MARCEAU, ERNEST, ingénieur civil, fonctionnaire, administrateur scolaire, professeur et auteur, né le 26 décembre 1852 à Danville, Bas-Canada, fils de Joseph Marceau et de Marie-Onésime Morier ; le 21 juillet 1879, il épousa à Montréal Elvina Tassé, fille de François-Zéphirin Tassé, médecin, député et préfet du pénitencier de Saint-Vincent-de-Paul, et de Rose de Lima Painchaud, et ils n’eurent pas d’enfants ; décédé le 24 mai 1919 à Sault-au-Récollet (Montréal-Nord).
Quelques années après sa naissance, les parents d’Ernest Marceau s’établissent à Napierville, au sud de Montréal, où le jeune Ernest fréquente l’école primaire. Comme son père est un marchand prospère de la région, Ernest peut poursuivre ses études sans problèmes. De 1866 à 1874, il fait ses études classiques au petit séminaire de Montréal.
Au début des années 1870, la construction des chemins de fer et l’industrialisation entraînent la création des première facultés de sciences appliquées au Canada. À Montréal, les deux premières écoles d’ingénieurs voient le jour. En septembre 1874, Marceau s’inscrit au cours scientifique et industriel de l’académie du Plateau [V. Urgel-Eugène Archambeault*]. Deux ans plus tard, le gouvernement de Québec reconnaît le caractère universitaire de l’enseignement donné à l’académie, qui devient alors officiellement l’École polytechnique de Montréal.
En 1877, Marceau et quatre autres jeunes hommes forment la première promotion de l’École polytechnique. À cette époque, la profession d’ingénieur n’a pas le statut qu’on lui connaît aujourd’hui. Aucune loi ne protège le titre d’ingénieur ou l’exercice de cette profession. L’ingénieur est perçu comme un ouvrier spécialisé ou au mieux comme un habile technicien. Au Canada français, il est d’autant plus mal connu que les grandes entreprises privées et les compagnies de chemins de fer sont en grande partie sous le contrôle d’intérêts britanniques ou américains. Dans ces conditions, l’École polytechnique et ses premiers diplômés souffriront de l’absence des Canadiens français dans les postes de direction de la grande industrie. Plusieurs d’entre eux exerceront leur profession dans l’administration publique, surtout fédérale, d’autres se contenteront de faire de la pratique privée sous le titre d’ingénieur-conseil. Les portes des industries leur seront pratiquement fermées.

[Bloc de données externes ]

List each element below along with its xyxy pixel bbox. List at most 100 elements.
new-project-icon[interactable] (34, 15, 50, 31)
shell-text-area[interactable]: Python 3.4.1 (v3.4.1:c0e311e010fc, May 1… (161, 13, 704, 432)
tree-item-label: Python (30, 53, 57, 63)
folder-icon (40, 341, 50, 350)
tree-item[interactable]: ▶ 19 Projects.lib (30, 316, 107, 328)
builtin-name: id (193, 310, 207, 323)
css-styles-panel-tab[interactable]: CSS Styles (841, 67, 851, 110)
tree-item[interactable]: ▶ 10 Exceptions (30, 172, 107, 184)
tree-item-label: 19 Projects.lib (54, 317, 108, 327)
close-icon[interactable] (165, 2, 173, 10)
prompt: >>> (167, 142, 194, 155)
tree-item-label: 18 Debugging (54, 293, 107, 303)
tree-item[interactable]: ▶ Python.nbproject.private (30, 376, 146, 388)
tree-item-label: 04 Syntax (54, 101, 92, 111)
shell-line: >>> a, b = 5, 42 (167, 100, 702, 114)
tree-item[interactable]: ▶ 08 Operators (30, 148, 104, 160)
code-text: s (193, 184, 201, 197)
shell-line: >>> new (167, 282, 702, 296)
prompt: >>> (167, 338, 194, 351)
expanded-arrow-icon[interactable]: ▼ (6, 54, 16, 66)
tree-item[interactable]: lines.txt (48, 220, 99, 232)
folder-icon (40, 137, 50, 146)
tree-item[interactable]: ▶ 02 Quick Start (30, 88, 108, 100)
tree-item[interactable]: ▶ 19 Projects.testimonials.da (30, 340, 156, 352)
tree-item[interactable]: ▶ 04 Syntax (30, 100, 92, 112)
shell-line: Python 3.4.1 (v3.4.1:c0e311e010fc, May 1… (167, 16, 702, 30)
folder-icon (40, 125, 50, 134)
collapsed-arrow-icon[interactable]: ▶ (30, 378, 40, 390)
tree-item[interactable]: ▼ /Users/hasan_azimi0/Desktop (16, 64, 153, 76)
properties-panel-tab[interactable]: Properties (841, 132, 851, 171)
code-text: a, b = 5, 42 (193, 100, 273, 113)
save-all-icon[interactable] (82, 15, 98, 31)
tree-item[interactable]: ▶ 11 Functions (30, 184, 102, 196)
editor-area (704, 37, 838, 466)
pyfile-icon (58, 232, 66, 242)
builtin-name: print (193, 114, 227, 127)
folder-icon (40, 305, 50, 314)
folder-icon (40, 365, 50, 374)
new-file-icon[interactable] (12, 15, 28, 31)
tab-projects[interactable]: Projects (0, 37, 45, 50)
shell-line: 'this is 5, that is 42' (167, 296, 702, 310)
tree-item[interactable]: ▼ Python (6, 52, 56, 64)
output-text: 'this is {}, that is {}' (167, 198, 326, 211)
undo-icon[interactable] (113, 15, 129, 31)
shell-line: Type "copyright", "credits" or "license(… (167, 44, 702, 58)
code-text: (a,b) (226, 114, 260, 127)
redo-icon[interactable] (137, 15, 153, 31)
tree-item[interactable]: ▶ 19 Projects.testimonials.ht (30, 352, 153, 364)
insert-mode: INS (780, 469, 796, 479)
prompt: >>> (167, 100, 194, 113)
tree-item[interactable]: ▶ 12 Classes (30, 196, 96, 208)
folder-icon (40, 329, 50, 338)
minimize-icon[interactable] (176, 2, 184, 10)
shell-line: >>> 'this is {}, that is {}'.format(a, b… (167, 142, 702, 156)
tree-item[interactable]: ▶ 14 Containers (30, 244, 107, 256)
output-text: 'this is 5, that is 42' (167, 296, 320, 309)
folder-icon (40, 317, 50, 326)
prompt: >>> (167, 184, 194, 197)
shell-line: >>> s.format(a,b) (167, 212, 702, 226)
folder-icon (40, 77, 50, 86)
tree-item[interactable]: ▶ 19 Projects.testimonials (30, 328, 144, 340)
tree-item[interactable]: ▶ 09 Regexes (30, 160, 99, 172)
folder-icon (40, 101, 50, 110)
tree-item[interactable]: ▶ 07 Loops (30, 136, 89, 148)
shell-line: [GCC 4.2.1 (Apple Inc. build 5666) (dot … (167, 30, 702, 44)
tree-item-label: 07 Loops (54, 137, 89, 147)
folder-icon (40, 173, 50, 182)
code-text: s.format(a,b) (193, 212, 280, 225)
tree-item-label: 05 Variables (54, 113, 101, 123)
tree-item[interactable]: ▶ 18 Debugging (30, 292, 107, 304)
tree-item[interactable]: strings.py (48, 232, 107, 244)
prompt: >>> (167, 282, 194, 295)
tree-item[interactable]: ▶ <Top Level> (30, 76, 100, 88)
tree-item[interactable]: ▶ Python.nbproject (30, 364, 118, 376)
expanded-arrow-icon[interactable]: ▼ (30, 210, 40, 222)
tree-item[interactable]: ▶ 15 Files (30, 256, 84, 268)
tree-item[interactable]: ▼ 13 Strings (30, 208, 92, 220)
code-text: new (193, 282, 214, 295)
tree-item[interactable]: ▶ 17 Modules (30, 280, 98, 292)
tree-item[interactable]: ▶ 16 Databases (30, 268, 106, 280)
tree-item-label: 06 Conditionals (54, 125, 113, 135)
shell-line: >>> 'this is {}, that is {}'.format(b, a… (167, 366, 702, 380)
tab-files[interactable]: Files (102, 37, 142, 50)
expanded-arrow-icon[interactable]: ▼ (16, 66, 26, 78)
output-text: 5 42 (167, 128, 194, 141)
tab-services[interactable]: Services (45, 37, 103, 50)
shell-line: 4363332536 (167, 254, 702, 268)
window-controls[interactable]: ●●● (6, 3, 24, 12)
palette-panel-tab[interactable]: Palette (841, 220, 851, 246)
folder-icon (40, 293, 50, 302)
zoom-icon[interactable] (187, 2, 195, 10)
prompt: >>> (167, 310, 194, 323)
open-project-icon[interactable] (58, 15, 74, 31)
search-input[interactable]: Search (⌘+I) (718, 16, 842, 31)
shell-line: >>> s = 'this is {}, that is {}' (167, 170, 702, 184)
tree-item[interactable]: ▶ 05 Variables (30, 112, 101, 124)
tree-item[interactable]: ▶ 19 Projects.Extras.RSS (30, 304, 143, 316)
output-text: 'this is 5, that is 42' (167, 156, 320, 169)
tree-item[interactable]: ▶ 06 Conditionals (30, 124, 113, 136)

Dès la fin de ses études, Marceau a la chance de travailler pour le département des Travaux publics puis le département des Chemins de fer et Canaux, créé en 1879. Il participe à la construction ou au réaménagement des canaux de l’est du Canada, notamment ceux de Carillon et de Grenville sur l’Outaouais. Son ascension est relativement rapide, puisque dès mai 1881, il est adjoint de l’ingénieur-surintendant des canaux de la rivière Outaouais et qu’en 1893 il succède à Étienne-Henri Parent, à titre d’ingénieur-surintendant des canaux de la province de Québec ; il occupera ce poste jusqu’à sa mort.
C’est en 1894 que Marceau s’initie au rôle de porte-parole d’un groupe social en pleine émergence, celui des ingénieurs. Cette année-là, il est l’un des deux représentants des diplômés à siéger au tout nouveau conseil d’administration de l’École polytechnique. Membre de la Société canadienne des ingénieurs civils fondée en 1887 [V. Thomas Coltrin Keefer], il y joue un rôle plus actif à compter de 1897, quand il est élu membre du conseil de cet important lieu de représentation des ingénieurs canadiens. Il s’occupe, entre autres, du bureau des examinateurs et participe aux travaux du comité sur la formation universitaire des ingénieurs ; il effectue alors des voyages aux États-Unis pour s’informer des développements dans ce domaine. En 1901, il est élu vice-président de la société, qui lui octroie la médaille Gzowski [V. sir Casimir Stanislaus Gzowski*] pour son article sur les travaux du canal de Carillon publié l’année précédente dans les actes de la société. En 1905, il en est élu président. Il devient ainsi le premier Canadien français à occuper ce poste prestigieux.
En 1904, à la mort du principal et fondateur de l’École polytechnique, Urgel-Eugène Archambeault, Marceau devient le nouveau principal de l’école. L’arrivée de Marceau marque un tournant important pour cet établissement. En 1905, l’école emménage rue Saint-Denis, dans un grand immeuble qui la révèle aux Montréalais. Le corps professoral se renouvelle et, en 1907, Marceau effectue un voyage en Europe pour y recruter quelques professeurs. Après la création en 1910 de l’Association des anciens élèves de l’École polytechnique de Montréal, Marceau en devient président en 1915. Dans les années 1910, une nouvelle identité de l’ingénieur prend forme et s’impose au Québec, notamment grâce aux efforts de l’Association des anciens élèves. Cette dernière joue un rôle de premier plan dans l’élaboration de la loi adoptée en 1918 qui modifie la loi de 1898 ; dorénavant, non seulement le titre d’ingénieur civil sera protégé, mais également l’exercice de la profession. C’est une période cruciale dans la formation de ce nouveau groupe social au Québec. L’ingénieur est reconnu de plus en plus comme un honnête homme et un savant.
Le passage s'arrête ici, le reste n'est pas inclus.